Comment by mel — February 13, 2011 @ 3:17 pm
My therapist defuses the “I was bad” thinking this way: “Did you kill little boys and bury them in your back yard? Did you fly an airplane into an office building full of people? THAT’s bad. Eating cookies is not even close to those on the continuum of ‘BAD’.”
Comment by Orora — February 13, 2011 @ 9:47 pm
Thank you so much for posting these. I have never had an eating disorder–I suffered, more likely, from a form of disordered eating brought on by a major depressive episode during which I lost my appetite and became very stubborn about food–but I know people who either have had an ED or have been accused of having one. I know too many people who are so concerned about cutting back/eating less/exercising more that it frightens me. A grown woman shouldn’t be worried about eating more than 1100 calories a day! When I wasn’t eating, there were days I probably didn’t have more than 500, and I always felt sick. I was miserable and not at all healthy. Since when does eating so little make you healthy?!
This is why my sister and I have decided to not make food bad or good, but rather to be sensible. I’d rather weigh a few extra pounds and feel good than have horrific stomach cramps and tension headaches and be skinny. It’s such a terrible double-standard, and I refuse to contribute.
Thank you again.

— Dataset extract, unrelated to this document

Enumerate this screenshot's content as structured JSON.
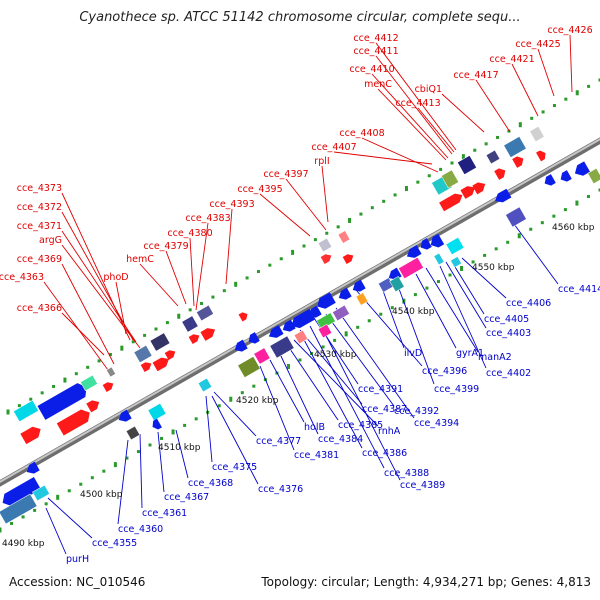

I have learned more than I knew (one of my majors was psychology and I studied eating disorders quite a bit) and I hope others have as well.
Comment by Heidi Aphrodite — February 14, 2011 @ 12:42 am
Wait, so we’re not allowed to kill little boys and bury them in the back yard anymore?
Comment by Miss Plumcake — February 14, 2011 @ 11:51 am
Well, I should think not. I just put those roses in.
Comment by daisyj — February 14, 2011 @ 1:28 pm
Plummy, burying little boys in your back yard is an abomination. Throw them in the river, like God intended.
Comment by Orora — February 16, 2011 @ 2:18 pm
I would think little boys would be excellent fertilizer for roses. And probably tomatoes, too.